Bouhaddouz ist noch zwei Jahre am Millerntor unter Vertrag. Ob er tatsächlich so lange in Hamburg bleibt, steht in den Sternen. Längst hat seine Torflut auch Begehrlichkeiten in der ersten Liga geweckt. So soll etwa Bundesliga-Absteiger SV Darmstadt 98 ein gesteigertes Interesse an dem Marokkaner haben. Allein dessen Geburtsdatum lässt einige Erstligisten noch zögern und zaudern. Denn erst spät konnte sich der 1,88 Meter große Verteidiger im Profifußball etablieren, nun, mit 30, in einem Alter, in dem andere Profis langsam anfangen, über ihr Karriereende nachzudenken, entwickeln sich seine Qualitäten erst zu voller Blüte.
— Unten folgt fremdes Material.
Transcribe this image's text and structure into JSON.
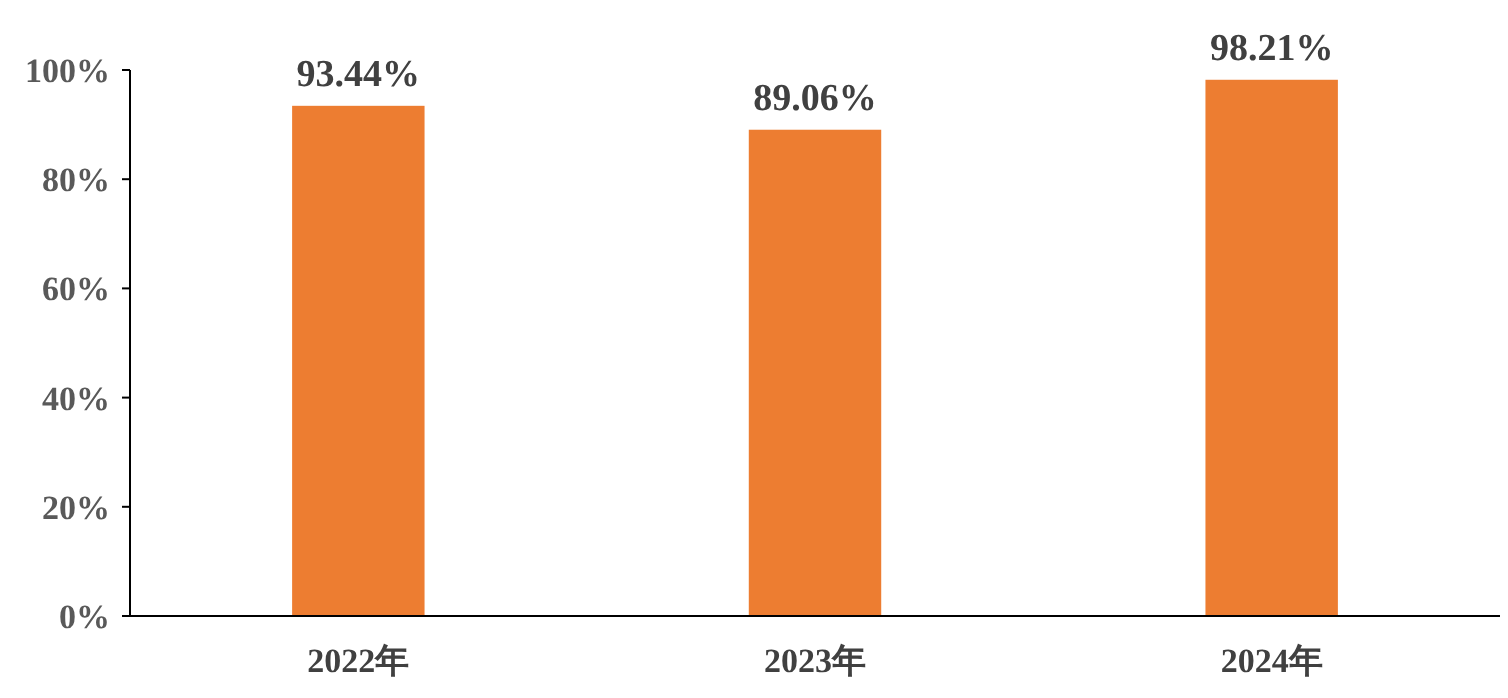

„Ich bin im besten Profialter“. Bouhaddouz sieht selbst kein Problem mit seiner schwindenden Jugend – und seine Leistungen geben ihm Recht. Sie führten dazu, dass er sich im vergangenen Jahr auch seinen Kindheitstraum erfüllte, für sein Heimatland zu spielen. Inzwischen ist er im Nationalteam von Marokko eine feste Größe und trifft auch dort.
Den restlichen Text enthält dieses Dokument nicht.